Their diversification proved timely, as former President Barack Obama sought to phase out the federal use of private prisons in August 2016.
Yet, all of this is changing under President Donald Trump and the prospects for windfall growth in private prisons soar ever higher. In February, the Justice Department announced it would continue using for-profit prisons, abandoning Obama’s phase-out of the practice. In addition, recent internal memos suggest the Trump administration is looking to more than double the number of people held in immigration detention to 80,000 per day.
The end result would be a system that essentially mandates mass detention, and further ensures that we taxpayers foot the bill to enrich large, private corporations.
It would be a system in which the profits of private companies drive immigration policy and enforcement rather than our character as a nation, or sound decisions about what is in the economic, political and security interests of our country. Such a result would be many things, but it would not be justice.
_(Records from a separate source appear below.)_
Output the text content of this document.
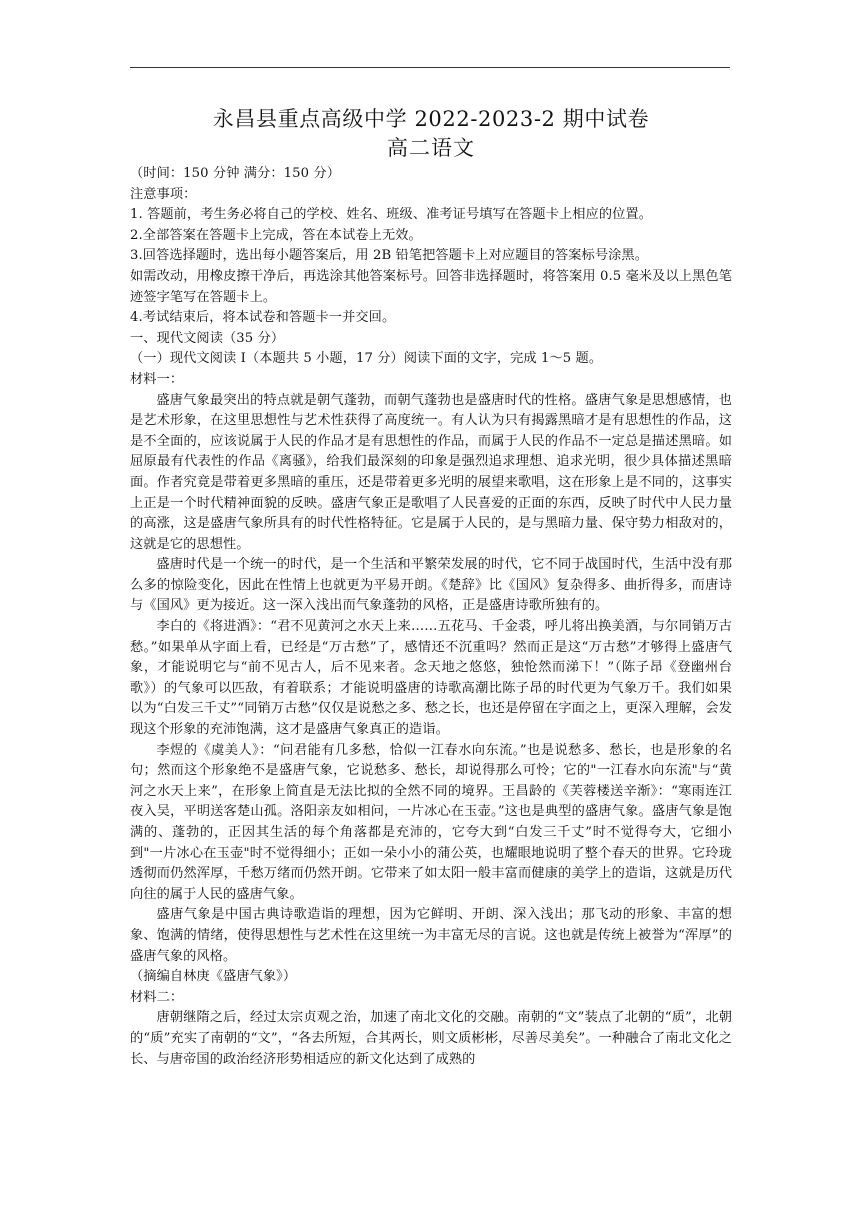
永昌县重点高级中学 2022-2023-2 期中试卷
高二语文

（时间：150 分钟 满分：150 分）

注意事项：

1. 答题前，考生务必将自己的学校、姓名、班级、准考证号填写在答题卡上相应的位置。

2.全部答案在答题卡上完成，答在本试卷上无效。

3.回答选择题时，选出每小题答案后，用 2B 铅笔把答题卡上对应题目的答案标号涂黑。

如需改动，用橡皮擦干净后，再选涂其他答案标号。回答非选择题时，将答案用 0.5 毫米及以上黑色笔迹签字笔写在答题卡上。

4.考试结束后，将本试卷和答题卡一并交回。

一、现代文阅读（35 分）

（一）现代文阅读 I（本题共 5 小题，17 分）阅读下面的文字，完成 1～5 题。

材料一：

盛唐气象最突出的特点就是朝气蓬勃，而朝气蓬勃也是盛唐时代的性格。盛唐气象是思想感情，也是艺术形象，在这里思想性与艺术性获得了高度统一。有人认为只有揭露黑暗才是有思想性的作品，这是不全面的，应该说属于人民的作品才是有思想性的作品，而属于人民的作品不一定总是描述黑暗。如屈原最有代表性的作品《离骚》，给我们最深刻的印象是强烈追求理想、追求光明，很少具体描述黑暗面。作者究竟是带着更多黑暗的重压，还是带着更多光明的展望来歌唱，这在形象上是不同的，这事实上正是一个时代精神面貌的反映。盛唐气象正是歌唱了人民喜爱的正面的东西，反映了时代中人民力量的高涨，这是盛唐气象所具有的时代性格特征。它是属于人民的，是与黑暗力量、保守势力相敌对的，这就是它的思想性。

盛唐时代是一个统一的时代，是一个生活和平繁荣发展的时代，它不同于战国时代，生活中没有那么多的惊险变化，因此在性情上也就更为平易开朗。《楚辞》比《国风》复杂得多、曲折得多，而唐诗与《国风》更为接近。这一深入浅出而气象蓬勃的风格，正是盛唐诗歌所独有的。

李白的《将进酒》：“君不见黄河之水天上来……五花马、千金裘，呼儿将出换美酒，与尔同销万古愁。”如果单从字面上看，已经是“万古愁”了，感情还不沉重吗？然而正是这“万古愁”才够得上盛唐气象，才能说明它与“前不见古人，后不见来者。念天地之悠悠，独怆然而涕下！”（陈子昂《登幽州台歌》）的气象可以匹敌，有着联系；才能说明盛唐的诗歌高潮比陈子昂的时代更为气象万千。我们如果以为“白发三千丈”“同销万古愁”仅仅是说愁之多、愁之长，也还是停留在字面之上，更深入理解，会发现这个形象的充沛饱满，这才是盛唐气象真正的造诣。

李煜的《虞美人》：“问君能有几多愁，恰似一江春水向东流。”也是说愁多、愁长，也是形象的名句；然而这个形象绝不是盛唐气象，它说愁多、愁长，却说得那么可怜；它的"一江春水向东流"与“黄河之水天上来”，在形象上简直是无法比拟的全然不同的境界。王昌龄的《芙蓉楼送辛渐》：“寒雨连江夜入吴，平明送客楚山孤。洛阳亲友如相问，一片冰心在玉壶。”这也是典型的盛唐气象。盛唐气象是饱满的、蓬勃的，正因其生活的每个角落都是充沛的，它夸大到“白发三千丈”时不觉得夸大，它细小到"一片冰心在玉壶"时不觉得细小；正如一朵小小的蒲公英，也耀眼地说明了整个春天的世界。它玲珑透彻而仍然浑厚，千愁万绪而仍然开朗。它带来了如太阳一般丰富而健康的美学上的造诣，这就是历代向往的属于人民的盛唐气象。

盛唐气象是中国古典诗歌造诣的理想，因为它鲜明、开朗、深入浅出；那飞动的形象、丰富的想象、饱满的情绪，使得思想性与艺术性在这里统一为丰富无尽的言说。这也就是传统上被誉为“浑厚”的盛唐气象的风格。

（摘编自林庚《盛唐气象》）

材料二：

唐朝继隋之后，经过太宗贞观之治，加速了南北文化的交融。南朝的“文”装点了北朝的“质”，北朝的“质”充实了南朝的“文”，“各去所短，合其两长，则文质彬彬，尽善尽美矣”。一种融合了南北文化之长、与唐帝国的政治经济形势相适应的新文化达到了成熟的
It is within our power as citizens to demand prison reform and sensible immigration policy from our leaders in Washington. However, as the quota discussed here suggests, once a giveaway for a large and powerful industry is enshrined in public policy, it becomes very hard to undo, even when the agencies and Cabinet secretaries involved attempt to change it.
Robert W. Glover is an assistant professor of honors and political science at the University of Maine in Orono. He is a member of the Maine chapter of the national Scholars Strategy Network, which brings together scholars across the country to address public challenges and their policy implications. Members’ columns appear in the BDN every other week.